Inmarsat has announced that DSNA, France’s Air Navigation Services Provider (ANSP), has signed an agreement to join a consortium of European ANSPs supporting the modernisation of air traffic management (ATM) over Europe through the Iris programme.
In partnership with the European Space Agency (ESA), Inmarsat is leading the Iris programme to deliver benefits to airlines and ANSPs across Europe by enabling secure, high-bandwidth, satellite-based datalink communications.
The aim of Iris is to deploy digital controller-pilot communications to modernise air traffic management across Europe’s congested airspace and to relieve existing congested radio frequencies. ANSPs will be able to rely on Iris’ certified, efficient and reliable datalink to increase ATM efficiency, relieve air traffic controller workload and enhance flight safety.
Iris is also designed to enable ‘4D’ trajectories, pinpointing an aircraft in four dimensions: latitude, longitude, altitude and time, which is one of the major concepts defined in the Single European Sky ATM Research (SESAR) modernisation programme.
This will enable precise tracking of flights and more efficient management of traffic by allowing pilots and controllers to collaborate on flight trajectories and calculate the shortest available routes, cruise at optimum altitudes, and use continuous climb and descent pathways to reduce delays, save fuel and address environmental factors.
DSNA joins five major European ANSPs already involved with implementing Iris. This includes DFS (Germany), ENAIRE (Spain), ENAV (Italy), EUROCONTROL MUAC (North-West Germany, Belgium, Luxembourg and the Netherlands) and NATS (UK). These ANSPs, which together handle the majority of European air traffic, are participating in an Initial Operational Capability (IOC) pilot with Inmarsat and ESA.
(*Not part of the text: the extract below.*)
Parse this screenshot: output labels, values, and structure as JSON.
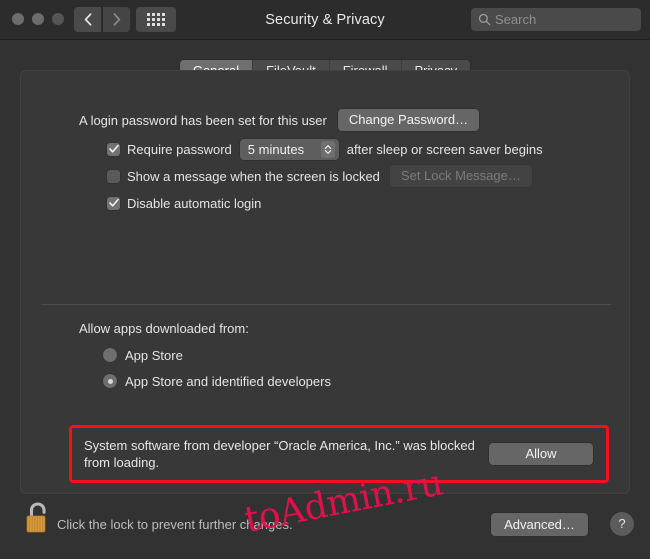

As part of their involvement in the Iris programme, DSNA will capture performance data from pilot flight demonstrations, which is critical as they operate in one of Europe’s the largest and busiest sections of airspace. In addition, their participation better prepares DSNA for the programme’s continued rollout and commercial service introduction.
Commenting on the announcement, Maurice Georges, CEO of DSNA, said: “Iris has the potential to deliver the additional data-link bandwidth beyond VDL mode 2 to cope with increasing data-link data volume as European airspace continues to get busier. We now need to assess how this new system can secure the future CPDLC performance, hence enabling new SESAR applications like 4D trajectories. For this reason, we are pleased to be involved in this ambitious and agenda-setting programme along with other major ANSPs.”
John Broughton, Senior Vice President, Aircraft Operations and Safety at Inmarsat Aviation, added: “With the commercial implementation phase of Iris underway, we are delighted to have DSNA – another leading European ANSP – onboard with us to support delivery of this ground-breaking project. Iris is fundamental to the future of aviation and with the support of a growing allegiance of ANSPs and European partners, the programme will revolutionise air traffic management and enable secure, high bandwidth datalink communications over Europe.”
Iris is powered by Inmarsat’s SB-S digital aircraft operations platform, using its world’s leading L-band satellite constellation, which has underpinned global safety services for 40 years. Inmarsat is scheduled to launch two new, advanced L-band payloads to join its fleet in 2020 and 2021, further cementing the company’s long-term commitment to the highly reliable services it offers over this spectrum.